Chamas na zona azul obrigam evacuação de 30 mil participantes e aprofundam percepção de caos logístico que já marcava a conferência climática. Episódio ocorre em dia decisivo para definição do novo texto diplomático.


Zona azul, a mais importante da COP30, foi evacuada rapidamente após início de incêndio nos pavilhões dos países – Foto: Douglas Pingituro/REUTERS

Na véspera do encerramento da COP30 em Belém, um incêndio na zona azul — área mais importante da conferência — interrompeu por horas as negociações já consideradas extremamente delicadas. O incidente obrigou a evacuação imediata de cerca de 30 mil participantes e ampliou a crescente percepção de desorganização que vinha marcando o megaevento climático.
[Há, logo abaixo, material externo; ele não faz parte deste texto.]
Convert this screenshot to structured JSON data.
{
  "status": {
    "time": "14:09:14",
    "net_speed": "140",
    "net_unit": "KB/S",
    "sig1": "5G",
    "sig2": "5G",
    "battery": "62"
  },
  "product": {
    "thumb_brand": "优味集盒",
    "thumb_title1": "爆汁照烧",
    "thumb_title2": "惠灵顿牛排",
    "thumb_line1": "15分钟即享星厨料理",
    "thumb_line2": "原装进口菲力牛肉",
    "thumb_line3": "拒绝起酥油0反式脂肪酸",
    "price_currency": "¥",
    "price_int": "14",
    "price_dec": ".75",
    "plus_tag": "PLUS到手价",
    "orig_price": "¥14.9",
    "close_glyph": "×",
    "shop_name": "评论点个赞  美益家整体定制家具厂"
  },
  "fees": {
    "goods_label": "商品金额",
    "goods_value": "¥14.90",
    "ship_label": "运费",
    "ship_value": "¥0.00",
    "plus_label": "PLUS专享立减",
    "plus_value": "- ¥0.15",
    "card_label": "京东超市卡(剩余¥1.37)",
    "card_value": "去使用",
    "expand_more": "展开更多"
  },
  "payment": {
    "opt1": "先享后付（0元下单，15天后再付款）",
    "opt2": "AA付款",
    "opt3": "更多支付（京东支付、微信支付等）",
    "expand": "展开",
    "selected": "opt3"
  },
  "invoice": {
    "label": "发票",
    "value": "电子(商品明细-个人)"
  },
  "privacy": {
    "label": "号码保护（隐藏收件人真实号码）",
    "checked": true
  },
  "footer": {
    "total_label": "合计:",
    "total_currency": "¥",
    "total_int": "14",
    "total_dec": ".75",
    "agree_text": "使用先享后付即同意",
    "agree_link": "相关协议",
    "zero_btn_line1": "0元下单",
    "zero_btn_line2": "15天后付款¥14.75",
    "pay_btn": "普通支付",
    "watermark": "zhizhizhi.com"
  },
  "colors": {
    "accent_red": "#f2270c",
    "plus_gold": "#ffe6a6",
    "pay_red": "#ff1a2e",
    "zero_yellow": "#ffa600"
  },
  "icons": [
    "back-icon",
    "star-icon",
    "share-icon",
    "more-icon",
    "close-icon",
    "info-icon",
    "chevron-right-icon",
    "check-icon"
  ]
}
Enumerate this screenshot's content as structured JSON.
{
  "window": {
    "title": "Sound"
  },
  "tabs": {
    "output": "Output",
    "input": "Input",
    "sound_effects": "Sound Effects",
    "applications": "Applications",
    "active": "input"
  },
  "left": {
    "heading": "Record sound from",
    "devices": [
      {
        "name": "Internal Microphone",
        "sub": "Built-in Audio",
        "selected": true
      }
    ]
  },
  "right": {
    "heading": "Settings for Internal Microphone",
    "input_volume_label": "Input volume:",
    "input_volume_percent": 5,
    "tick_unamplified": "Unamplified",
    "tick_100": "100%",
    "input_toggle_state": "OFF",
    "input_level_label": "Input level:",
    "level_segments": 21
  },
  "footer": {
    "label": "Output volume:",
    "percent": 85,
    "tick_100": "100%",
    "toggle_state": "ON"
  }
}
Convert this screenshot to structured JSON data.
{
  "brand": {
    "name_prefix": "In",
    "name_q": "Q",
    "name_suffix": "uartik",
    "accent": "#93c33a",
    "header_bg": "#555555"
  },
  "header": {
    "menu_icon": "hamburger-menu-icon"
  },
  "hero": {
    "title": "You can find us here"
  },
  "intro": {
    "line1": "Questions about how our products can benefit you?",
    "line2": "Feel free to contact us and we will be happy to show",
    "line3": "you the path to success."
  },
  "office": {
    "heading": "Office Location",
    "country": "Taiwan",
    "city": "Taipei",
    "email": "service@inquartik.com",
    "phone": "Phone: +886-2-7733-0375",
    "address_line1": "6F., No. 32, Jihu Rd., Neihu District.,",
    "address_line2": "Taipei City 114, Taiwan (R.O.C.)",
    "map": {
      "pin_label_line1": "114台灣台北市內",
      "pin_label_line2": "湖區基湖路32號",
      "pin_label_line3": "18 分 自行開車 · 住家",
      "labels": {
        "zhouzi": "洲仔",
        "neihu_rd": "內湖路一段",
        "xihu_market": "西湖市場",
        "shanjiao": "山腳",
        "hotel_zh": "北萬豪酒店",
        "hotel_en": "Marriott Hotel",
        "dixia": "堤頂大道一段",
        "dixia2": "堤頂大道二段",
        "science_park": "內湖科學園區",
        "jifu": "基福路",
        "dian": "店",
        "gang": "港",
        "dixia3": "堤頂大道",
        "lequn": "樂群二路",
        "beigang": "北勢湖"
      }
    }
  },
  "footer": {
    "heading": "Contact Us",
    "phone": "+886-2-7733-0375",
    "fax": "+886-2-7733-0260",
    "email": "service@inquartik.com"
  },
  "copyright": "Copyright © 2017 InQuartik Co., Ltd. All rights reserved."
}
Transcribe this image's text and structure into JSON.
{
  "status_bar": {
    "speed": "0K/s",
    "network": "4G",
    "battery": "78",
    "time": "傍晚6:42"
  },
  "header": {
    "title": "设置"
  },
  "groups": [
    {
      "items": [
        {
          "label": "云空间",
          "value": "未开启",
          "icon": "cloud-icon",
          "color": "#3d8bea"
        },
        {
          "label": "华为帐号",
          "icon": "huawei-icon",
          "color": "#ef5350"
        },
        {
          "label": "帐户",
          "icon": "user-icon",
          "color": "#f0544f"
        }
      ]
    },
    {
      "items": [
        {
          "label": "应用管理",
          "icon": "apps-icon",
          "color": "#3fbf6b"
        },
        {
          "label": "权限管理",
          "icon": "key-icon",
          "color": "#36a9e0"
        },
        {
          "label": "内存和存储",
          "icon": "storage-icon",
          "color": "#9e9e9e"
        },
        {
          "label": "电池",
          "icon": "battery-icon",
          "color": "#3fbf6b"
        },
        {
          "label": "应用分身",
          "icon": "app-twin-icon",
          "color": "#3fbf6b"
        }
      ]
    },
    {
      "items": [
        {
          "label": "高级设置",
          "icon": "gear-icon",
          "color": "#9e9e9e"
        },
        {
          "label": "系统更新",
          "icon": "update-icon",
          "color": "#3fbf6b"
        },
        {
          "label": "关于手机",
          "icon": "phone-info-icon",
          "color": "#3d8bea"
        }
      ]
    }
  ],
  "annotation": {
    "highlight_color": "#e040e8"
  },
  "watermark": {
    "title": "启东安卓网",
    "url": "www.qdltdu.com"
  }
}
Segundo o governo brasileiro e o governo do Pará, ninguém ficou ferido.

O fogo começou nos pavilhões de exposições organizados pelos países, supostamente devido a um telefone celular conectado a uma tomada no estande da Comunidade da África Oriental. Por volta das 14h, equipes de segurança da ONU ordenaram a retirada de todos os presentes no Centro de Convenções Hangar, deixando milhares de pessoas do lado de fora sob chuva fraca, muitas sem documentos e pertences.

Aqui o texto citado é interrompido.